Background: There remain controversies over the conclusion of different serum phosphate levels as prognostic predictors of sepsis patients. As such, this study investigated the association between different serum phosphate and the prognosis of sepsis. Methods: Data from PubMed, Embase, Cochrane Library, and Web of Science were systematically retrieved from the inception of databases to June 1, 2023 and independently screened and extracted by two authors. Binary variables in the study were estimated as relative risk ratio (RR) and 95% confidence interval (CI), and continuous variables were estimated as mean and standard deviation. The Newcastle-Ottawa Scale (NOS) was employed to evaluate the quality of the included studies, and subgroup analysis and sensitivity analysis were performed for all outcomes to explore the sources of heterogeneity. Results: Ten studies were included in this study including 38,320 patients with sepsis or septic shock. Against normal serum phosphate levels, a high serum phosphate level was associated with an elevated all-cause mortality risk (RR = 1.46; 95% CI [1.22-1.74]; P = 0.000) and prolonged Intensive Care Unit (ICU) length of stay (LOS) (WMD = 0.63; 95% CI [0.27-0.98]; P = 0.001).

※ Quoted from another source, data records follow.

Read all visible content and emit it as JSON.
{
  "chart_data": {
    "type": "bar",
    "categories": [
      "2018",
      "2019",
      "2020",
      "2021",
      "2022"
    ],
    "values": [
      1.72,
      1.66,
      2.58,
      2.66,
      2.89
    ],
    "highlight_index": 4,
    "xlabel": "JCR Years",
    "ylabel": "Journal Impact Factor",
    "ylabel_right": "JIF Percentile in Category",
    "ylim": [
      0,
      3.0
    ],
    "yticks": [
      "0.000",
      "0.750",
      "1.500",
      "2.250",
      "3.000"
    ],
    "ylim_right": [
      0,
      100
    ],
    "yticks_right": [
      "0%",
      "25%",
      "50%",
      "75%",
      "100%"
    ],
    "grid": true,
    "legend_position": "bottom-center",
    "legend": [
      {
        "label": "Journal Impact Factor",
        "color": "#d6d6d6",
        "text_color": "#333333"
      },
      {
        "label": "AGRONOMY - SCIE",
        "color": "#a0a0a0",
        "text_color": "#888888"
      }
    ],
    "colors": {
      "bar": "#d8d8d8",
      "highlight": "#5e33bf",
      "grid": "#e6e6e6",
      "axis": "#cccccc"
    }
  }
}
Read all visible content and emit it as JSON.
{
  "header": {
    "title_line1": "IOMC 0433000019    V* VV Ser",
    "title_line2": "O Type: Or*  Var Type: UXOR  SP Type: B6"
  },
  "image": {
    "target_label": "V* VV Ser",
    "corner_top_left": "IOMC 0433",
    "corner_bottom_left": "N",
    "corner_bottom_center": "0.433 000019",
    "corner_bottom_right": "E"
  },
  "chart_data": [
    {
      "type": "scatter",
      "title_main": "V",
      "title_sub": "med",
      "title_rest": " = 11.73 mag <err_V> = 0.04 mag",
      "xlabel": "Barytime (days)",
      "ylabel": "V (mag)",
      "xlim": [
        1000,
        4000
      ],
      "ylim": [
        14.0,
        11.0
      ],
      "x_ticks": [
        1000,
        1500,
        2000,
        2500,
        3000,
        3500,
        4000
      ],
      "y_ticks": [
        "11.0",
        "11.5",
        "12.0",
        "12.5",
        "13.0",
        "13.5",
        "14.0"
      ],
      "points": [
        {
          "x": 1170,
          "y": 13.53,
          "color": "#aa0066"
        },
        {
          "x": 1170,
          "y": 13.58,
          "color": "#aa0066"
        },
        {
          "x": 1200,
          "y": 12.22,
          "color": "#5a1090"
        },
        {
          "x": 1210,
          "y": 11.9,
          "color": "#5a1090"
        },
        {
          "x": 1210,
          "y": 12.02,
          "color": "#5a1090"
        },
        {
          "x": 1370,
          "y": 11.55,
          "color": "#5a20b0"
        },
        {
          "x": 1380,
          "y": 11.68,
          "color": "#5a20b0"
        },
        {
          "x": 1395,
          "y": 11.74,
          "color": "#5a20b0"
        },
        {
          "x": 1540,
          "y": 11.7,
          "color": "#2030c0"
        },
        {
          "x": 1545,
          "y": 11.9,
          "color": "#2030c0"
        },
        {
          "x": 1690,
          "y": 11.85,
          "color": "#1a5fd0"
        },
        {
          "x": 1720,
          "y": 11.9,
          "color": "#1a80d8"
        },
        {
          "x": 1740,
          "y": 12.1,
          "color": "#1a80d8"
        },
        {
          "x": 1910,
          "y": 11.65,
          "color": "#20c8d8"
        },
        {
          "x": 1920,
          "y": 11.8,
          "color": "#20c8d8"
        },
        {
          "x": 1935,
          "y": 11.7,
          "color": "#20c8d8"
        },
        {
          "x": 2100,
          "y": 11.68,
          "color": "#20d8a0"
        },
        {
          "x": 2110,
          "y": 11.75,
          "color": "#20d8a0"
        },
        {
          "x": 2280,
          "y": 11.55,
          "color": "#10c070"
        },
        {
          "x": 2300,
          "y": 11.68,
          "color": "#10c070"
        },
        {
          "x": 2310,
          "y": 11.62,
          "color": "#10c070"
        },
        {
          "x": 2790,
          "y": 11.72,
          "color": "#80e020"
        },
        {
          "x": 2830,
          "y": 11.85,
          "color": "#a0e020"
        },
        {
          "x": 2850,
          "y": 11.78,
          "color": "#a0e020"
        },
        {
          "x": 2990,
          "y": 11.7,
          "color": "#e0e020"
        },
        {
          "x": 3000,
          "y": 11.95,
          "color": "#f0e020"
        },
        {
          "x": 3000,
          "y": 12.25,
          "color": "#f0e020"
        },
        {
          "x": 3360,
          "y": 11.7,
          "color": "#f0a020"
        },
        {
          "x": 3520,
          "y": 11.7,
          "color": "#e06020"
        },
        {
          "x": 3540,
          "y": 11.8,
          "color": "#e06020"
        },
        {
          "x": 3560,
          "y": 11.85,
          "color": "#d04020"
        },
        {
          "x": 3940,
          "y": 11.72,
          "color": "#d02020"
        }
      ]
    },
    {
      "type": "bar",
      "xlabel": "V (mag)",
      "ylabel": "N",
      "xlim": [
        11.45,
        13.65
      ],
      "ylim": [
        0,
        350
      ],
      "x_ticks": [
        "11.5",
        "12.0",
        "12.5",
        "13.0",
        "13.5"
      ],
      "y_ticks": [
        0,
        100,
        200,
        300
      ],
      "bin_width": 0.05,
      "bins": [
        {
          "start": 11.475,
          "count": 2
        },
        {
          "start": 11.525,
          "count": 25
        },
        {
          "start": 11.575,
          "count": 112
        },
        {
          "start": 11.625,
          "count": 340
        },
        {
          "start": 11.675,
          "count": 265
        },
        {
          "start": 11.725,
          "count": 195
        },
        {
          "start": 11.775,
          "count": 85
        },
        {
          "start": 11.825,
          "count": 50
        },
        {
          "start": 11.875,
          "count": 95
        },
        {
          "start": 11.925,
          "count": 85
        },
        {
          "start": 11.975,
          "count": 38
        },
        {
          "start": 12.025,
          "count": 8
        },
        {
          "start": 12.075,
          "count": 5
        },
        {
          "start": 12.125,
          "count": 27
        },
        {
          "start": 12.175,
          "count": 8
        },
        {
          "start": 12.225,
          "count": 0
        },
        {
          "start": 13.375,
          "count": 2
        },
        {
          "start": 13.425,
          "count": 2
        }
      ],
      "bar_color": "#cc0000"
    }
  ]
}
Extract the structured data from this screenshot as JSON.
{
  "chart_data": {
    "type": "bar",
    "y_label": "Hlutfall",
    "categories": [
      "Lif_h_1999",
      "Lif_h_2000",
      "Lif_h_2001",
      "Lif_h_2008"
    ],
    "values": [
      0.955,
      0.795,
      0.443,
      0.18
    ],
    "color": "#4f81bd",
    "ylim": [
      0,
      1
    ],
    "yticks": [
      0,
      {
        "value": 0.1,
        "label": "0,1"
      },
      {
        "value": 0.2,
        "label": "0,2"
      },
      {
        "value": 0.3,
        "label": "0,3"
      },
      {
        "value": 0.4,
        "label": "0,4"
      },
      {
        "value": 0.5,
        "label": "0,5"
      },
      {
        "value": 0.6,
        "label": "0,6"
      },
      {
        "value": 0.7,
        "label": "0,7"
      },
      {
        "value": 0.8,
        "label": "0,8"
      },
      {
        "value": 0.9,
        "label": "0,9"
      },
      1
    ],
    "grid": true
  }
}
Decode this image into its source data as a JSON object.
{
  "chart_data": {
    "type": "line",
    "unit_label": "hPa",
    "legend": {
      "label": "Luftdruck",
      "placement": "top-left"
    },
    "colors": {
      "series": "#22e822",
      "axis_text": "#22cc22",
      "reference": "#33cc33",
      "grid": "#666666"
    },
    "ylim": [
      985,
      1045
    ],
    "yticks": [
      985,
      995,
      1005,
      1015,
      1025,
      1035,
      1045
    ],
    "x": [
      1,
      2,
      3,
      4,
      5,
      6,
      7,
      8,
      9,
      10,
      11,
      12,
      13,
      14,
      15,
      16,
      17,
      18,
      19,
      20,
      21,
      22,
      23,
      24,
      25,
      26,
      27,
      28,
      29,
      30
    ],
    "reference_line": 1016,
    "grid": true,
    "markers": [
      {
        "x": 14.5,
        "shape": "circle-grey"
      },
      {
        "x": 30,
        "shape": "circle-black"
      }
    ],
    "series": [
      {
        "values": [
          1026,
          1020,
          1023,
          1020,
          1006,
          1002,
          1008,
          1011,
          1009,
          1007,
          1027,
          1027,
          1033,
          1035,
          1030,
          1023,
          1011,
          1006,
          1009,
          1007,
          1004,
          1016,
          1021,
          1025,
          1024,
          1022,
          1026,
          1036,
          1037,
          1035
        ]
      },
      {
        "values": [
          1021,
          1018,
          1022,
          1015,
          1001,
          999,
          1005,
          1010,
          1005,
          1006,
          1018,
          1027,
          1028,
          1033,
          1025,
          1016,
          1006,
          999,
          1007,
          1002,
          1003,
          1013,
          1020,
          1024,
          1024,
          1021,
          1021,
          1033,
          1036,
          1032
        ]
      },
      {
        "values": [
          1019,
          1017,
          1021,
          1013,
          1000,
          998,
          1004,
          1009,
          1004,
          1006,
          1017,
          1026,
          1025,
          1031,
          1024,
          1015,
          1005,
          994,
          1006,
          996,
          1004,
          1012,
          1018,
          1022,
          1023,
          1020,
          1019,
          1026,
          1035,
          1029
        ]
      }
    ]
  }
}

However, there was no significant difference in the in-hospital LOS (WMD = 0.22; 95% CI [-0.61-1.05]; P = 0.609). A low serum phosphate level was not significantly associated with the all-cause mortality risk (RR = 0.97; 95% CI [0.86-1.09]; P = 0.588), ICU LOS (WMD = -0.23; 95% CI [-0.75-0.29]; P = 0.394) and in-hospital LOS (WMD = -0.62; 95% CI [-1.72-0.49]; P = 0.274). Conclusion: Sepsis patients with high serum phosphate levels before therapeutic interventions were associated with a significant increase in the all-cause mortality risk, prolonged ICU LOS, and no significant difference in in-hospital LOS. Sepsis patients with low serum phosphate levels before interventions may have a reduced risk of all-cause mortality, shorter ICU LOS, and in-hospital LOS, but the results were not statistically significant.